I was wishing a longtime friend who turns 50 Sep 20 a happy what they call on Game of Thrones “Name Day,” and it called to mind those words. We were college freshmen 31 years ago – how time flies – and I thought back to my Logic and Philosophy professor.
He’d say in his thick Greek accent, “You need examples. You cannot illustrate anything well with merely theory, nor can you prove something without support.”
In the stock market, examples are vital for separating theory from fact. And for helping investor-relations professionals and investors alike move past thinking “the market is complicated so my eyes glaze over” to realizing it’s just a grocery store for stocks.
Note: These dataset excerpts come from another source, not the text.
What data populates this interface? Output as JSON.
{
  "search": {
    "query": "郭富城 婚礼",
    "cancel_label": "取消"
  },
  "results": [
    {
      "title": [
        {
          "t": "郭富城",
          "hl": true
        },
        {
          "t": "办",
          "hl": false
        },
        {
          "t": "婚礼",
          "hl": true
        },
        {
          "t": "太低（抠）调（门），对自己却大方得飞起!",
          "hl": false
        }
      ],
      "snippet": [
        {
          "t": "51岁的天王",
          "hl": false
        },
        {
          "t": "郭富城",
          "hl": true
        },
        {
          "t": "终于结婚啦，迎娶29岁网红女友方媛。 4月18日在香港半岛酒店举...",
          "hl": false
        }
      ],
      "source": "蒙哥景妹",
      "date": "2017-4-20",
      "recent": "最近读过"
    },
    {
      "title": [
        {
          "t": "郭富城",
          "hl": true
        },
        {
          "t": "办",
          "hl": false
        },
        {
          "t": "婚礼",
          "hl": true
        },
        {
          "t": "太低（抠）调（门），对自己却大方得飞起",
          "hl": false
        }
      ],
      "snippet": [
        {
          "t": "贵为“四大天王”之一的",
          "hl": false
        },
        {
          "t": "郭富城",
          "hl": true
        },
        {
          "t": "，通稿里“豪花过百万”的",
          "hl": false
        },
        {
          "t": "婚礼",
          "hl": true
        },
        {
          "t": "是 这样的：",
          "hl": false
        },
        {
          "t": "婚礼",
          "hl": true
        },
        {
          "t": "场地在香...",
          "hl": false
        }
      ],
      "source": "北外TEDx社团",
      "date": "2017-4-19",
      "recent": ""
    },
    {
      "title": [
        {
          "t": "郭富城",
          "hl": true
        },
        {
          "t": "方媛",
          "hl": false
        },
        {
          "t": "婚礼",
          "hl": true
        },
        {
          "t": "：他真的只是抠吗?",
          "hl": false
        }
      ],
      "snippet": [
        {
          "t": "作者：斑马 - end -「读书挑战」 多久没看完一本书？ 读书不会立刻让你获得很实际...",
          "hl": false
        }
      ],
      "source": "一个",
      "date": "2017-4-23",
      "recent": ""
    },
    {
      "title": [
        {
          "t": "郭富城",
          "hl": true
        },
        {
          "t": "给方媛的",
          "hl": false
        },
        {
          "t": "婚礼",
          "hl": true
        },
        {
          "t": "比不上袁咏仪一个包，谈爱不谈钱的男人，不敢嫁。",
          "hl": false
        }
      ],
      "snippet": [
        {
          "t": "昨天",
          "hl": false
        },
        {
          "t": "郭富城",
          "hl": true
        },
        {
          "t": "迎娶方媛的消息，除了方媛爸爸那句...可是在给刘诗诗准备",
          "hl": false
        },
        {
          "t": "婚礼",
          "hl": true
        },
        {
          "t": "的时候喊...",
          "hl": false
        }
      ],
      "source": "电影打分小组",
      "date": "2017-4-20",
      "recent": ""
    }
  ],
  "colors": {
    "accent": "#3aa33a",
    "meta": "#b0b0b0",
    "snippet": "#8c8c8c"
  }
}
With a rigid set of prescribed rules for consumers. You can watch consumers comply. Some race around the store grabbing this or that. Others mosey the aisles loading the cart.
Timing plays a huge role. It’s not random.
I’ll give you an example. Monday I was trading notes with a client whose shares are Overbought, pegging ten on our 10-point Sentiment scale, and 65% short.
Okay, here we go. What does “Overbought” mean? Let’s use an analogy. You know I love using spinach, right. Overbought means all the spinach on the grocery store shelf is gone. If the store is out of spinach, people stop consuming spinach.
What alone can override an overbought spinach market is willingness to pay UP for more spinach by driving to another store. Most consumers won’t. They’ll buy something else.
All analogies break down but you see the point? We can measure the interplay of price and behaviors in shares so we know when they’re Overbought, Oversold, or about right — Neutral.
Now let’s introduce timing into the equation. Monday was the one day all month with new options on stocks and other securities officially trading. Our example stock was up 4%. Yet it’s Overbought and 65% short.
What’s “65% short?” That means 65% of trading volume is coming from borrowed shares. Traders are borrowing and selling shares every day to profit on short-term price-changes. It’s more than half the trading volume.
A quick and timely aside here: We were in Chicago Friday for the NIRI chapter’s annual IR Workshop and the last panel – an awesome one spearheaded by Snap-On’s Leslie Kratcoski, an IR superstar – included the head of prime brokerage for BNP Paribas. Among many other things, prime brokers lend securities. BNP is also a big derivatives counterparty.
Those elements dovetail in our example. The stock was Overbought and 65% short yet soared 4% yesterday. Short squeeze (forced buying), yes. But we now know WHY.
News didn’t drive price up 4%. It was a classic case of big moves, no news. One could cast about and come up with something indirect. But let’s understand how the grocery store for your shares continuously reveals purpose.
The CONDITIONS necessary for the stock to move up 4% existed BEFORE the move. This is why it’s vital to measure consistently. If you’re not measuring, you’re guessing.
Why would the stock soar with new options trading? There is demand for derivatives tied to the company’s stock. Parties short had to buy in – cover positions. Why? Because the counterparty needed shares to back new derivatives positions (naked puts or calls are much riskier).
The stock jumped 4% because that’s how much higher the price had to move to bring new spinach, so to speak, into the market, the grocery store. Nobody wanted to sell at current prices – the stock was Overbought. Up 4%, sellers were induced to offer shares.
On any other day of the month these events would not have coalesced. I suspect hedge funds behind the bets had no idea their cloak of secrecy would be yanked off.
Once you spend a little time measuring and understanding the market, you can know in a minute or two what’s setting price. And now we know to watch into October expirations because hedge funds have made a sizeable bet, likely up (if they’re wrong they’ll be sellers ahead of expirations – and we’ll watch short volume).
Speaking of timing, options expirations for September wraps officially today with VIX and other volatility trades lapsing. The market has been on a tear. Come Thu-Fri, we’ll get a first taste of autumn. Next week brings window-dressing for the month and quarter.
Our Sentiment Index marked a double top through expirations. About 80% of the time, an up market into expirations is a down market after, and with surging Sentiment, down could be dramatic say five or so trading days from now.
You’ll have to tell me how it goes! Karen and I are off to mark time riding bikes from Munich to Salzburg through the Bavarian Alps, a way to measure my impending 50th birthday next month. We call it The Four B’s: Beer, bread, brats and bikes. We’ll report back the week of Oct 9.